B&W and Usec join to make centrifuges

14 May 2009

Usec and Babcock & Wilcox Technical Services Group are to set up a joint venture to manufacture and assemble the AC100 centrifuges for Usec's American Centrifuge Plant (ACP).
 

Prototype American Centrifuge (Usec)
A prototype American Centrifuge machine (Image: Usec)
The new venture, with activities expected to exceed $1 billion in value, will provide integrated manufacturing and assembly of the centrifuge machines for the ACP uranium enrichment plant, as well as providing spare parts and other maintenance support services for the machines under a long-term service agreement. Formation of the company, to be known as American Centrifuge Manufacturing (ACM), is expected to take place over the next few months. Usec will be the majority owner.
 
ACM will manage all aspects of manufacturing Usec's AC100 series machines through to assembly of production unit centrifuges at the American Centrifuge Plant in Piketon, Ohio. It will assume Usec's existing contracts with suppliers for centrifuge machine components.

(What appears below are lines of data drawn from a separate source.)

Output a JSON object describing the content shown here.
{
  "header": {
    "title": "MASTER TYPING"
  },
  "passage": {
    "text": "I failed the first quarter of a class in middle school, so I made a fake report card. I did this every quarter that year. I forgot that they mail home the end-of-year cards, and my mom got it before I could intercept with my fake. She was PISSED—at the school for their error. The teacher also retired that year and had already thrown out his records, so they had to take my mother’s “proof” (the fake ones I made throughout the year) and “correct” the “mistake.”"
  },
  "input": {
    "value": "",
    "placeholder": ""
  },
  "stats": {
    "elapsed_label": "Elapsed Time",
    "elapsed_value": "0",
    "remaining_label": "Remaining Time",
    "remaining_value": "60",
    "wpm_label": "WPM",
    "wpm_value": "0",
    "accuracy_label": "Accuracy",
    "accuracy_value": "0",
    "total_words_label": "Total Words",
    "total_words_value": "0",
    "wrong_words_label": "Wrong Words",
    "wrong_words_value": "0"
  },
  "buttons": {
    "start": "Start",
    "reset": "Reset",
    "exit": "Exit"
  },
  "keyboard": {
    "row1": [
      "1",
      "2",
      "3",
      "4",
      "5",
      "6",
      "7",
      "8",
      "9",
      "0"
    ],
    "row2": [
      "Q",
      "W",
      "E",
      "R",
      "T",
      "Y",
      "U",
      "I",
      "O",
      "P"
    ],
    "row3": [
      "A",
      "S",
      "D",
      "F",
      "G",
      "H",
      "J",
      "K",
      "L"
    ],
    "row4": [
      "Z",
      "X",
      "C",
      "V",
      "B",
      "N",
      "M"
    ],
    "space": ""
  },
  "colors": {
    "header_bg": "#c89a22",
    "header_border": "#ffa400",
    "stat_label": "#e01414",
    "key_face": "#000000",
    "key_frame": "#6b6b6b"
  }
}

In developing the US manufacturing infrastructure necessary to build its centrifuges, Usec has assembled what it describes as a "uniquely qualified group of strategic suppliers" who will now work through ACM, including ATK (manufacturer of the centrifuge rotors), Major Tool & Machine (machine casings) and Curtiss-Wright (machine motors). These components, as well as those manufactured by ACM, will be combined into sub-assemblies at Oak Ridge, Tennessee.

 

ACM, through Usec's existing contract with Honeywell Technical Solutions, will oversee final assembly at the Piketon site. Usec notes that its existing engineering, procurement, construction and construction management services contract with Fluor for the construction of the American Centrifuge Plant will not be affected by the formation of ACM.
 
Usec president and CEO John Welch said that a multifaceted project like the ACP needs a formalized, single point of accountability for manufacturing. "We will now have a single entity whose total focus is on delivering high-quality commercial centrifuges while minimizing the cost of precision manufacturing," he said.
 
Babcock & Wilcox (B&W) has been involved in the project since 2007, when Usec selected BWXT Technologies to perform centrifuge component manufacturing work at its site at Oak Ridge. Robert Cochran, president of Babcock & Wilcox Technical Services Group, said the company's decision to partner with Usec was testimony to the long-term value of the project. "Once the American Centrifuge Plant has been built, the precision manufacturing facility we have assembled in Oak Ridge could be utilized to support this and many other precision manufacturing projects in the future," he said.
 
Usec says it will retain all intellectual property and licenses related to its US gas centrifuge design and plans to continue research and development on advanced gas centrifuge technologies through its subsidiary American Centrifuge Technology.
 
Construction work has been under way on the ACP since 2007. The 3.8 million SWU plant had been scheduled for commercial operation in early 2010, reaching full capacity by 2012. However, Usec recently warned that a decision to slow spending on the project pending the outcome of its application for a federal loan guarantee could impact the startup schedule.